Technology transformed soccer in a historic way after the emergence of the Video Assistant Referee. The famous VAR system was created to help in the decision making process of referees, when a very difficult or obvious play had to be judged. VAR is a consequence of human nature, because referees simply cannot be perfect when officiating a match. They can make mistakes and determine the outcome of huge tournaments such as the World Cup. That's why assistant referees and technology came to help.

Through every possible camera angle, a group of appointed referees check the plays in a video operation room and immediately communicate of a possible reviewable situation to the match referee. In practical terms, a Video Assistant Referee (VAR) is a qualified person (referee) who sees the match through a different number of screens and slow-motion replays, allowing them to advise the on-field referee.

The International Football Association Board (IFAB) and FIFA have been very clear by stating that VAR can only be used in situations of clear and obvious errors. In fact, referees are instructed to apply reviews especifically in this four scenarios: penalty, goals, red-card incidents and mistaken identity (wrong player gets a card). Only in these situations may the VAR intervene. 

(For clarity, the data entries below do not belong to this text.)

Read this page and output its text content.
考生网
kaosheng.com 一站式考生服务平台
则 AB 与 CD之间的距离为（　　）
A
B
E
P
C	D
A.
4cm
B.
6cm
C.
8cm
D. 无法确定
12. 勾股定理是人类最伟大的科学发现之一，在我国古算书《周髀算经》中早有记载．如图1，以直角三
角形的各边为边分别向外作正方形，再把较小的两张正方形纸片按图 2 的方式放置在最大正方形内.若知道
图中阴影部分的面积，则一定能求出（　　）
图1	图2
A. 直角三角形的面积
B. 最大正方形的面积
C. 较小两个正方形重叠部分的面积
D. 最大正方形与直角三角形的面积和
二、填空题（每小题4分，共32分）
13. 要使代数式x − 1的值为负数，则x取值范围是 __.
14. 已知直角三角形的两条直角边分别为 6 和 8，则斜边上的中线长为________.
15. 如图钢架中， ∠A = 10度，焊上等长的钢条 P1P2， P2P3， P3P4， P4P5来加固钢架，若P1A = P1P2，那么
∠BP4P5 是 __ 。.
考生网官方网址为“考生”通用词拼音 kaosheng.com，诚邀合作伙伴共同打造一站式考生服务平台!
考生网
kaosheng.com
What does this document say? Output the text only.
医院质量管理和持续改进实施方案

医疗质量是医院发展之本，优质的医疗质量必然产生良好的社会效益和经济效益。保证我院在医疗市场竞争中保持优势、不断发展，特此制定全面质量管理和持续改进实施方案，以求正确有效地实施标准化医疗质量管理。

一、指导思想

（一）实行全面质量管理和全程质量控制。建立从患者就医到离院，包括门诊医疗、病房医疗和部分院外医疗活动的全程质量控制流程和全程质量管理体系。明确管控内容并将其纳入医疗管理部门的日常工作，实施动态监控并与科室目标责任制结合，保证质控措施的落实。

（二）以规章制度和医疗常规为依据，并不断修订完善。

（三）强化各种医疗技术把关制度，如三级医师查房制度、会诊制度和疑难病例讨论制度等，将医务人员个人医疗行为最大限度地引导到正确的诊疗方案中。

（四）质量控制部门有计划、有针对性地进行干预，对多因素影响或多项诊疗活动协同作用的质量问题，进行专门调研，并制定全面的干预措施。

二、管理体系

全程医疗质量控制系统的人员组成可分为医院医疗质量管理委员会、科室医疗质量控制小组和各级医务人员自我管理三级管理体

When was the first World Cup with VAR?

FIFA found a lot of rejection for VAR, especially from people with a 'traditionalist' point of view. For them, human nature is part of the game and, as a consequence, the referee's mistakes are part of it too. Nevertheless, considering the rising percentage of bad decisions on the pitch, tecnhology had to help. 

In 2016, the trials started all over the world and probably the biggest test came during the 2017 FIFA Confederations Cup at Russia. That tournament was crucial for 'try and error', even though thousands of fans criticized how long the reviews were. With more and more experiments, that time was reduced in most cases and the Video Assistant Referee was ready to be official. 

On March of 2018, after many trails in different competitions, the International Football Association Board (IFAB) included VAR in the Laws of the Game (rule book). So, three months later, Russia 2018 was the first World Cup in which VAR was used.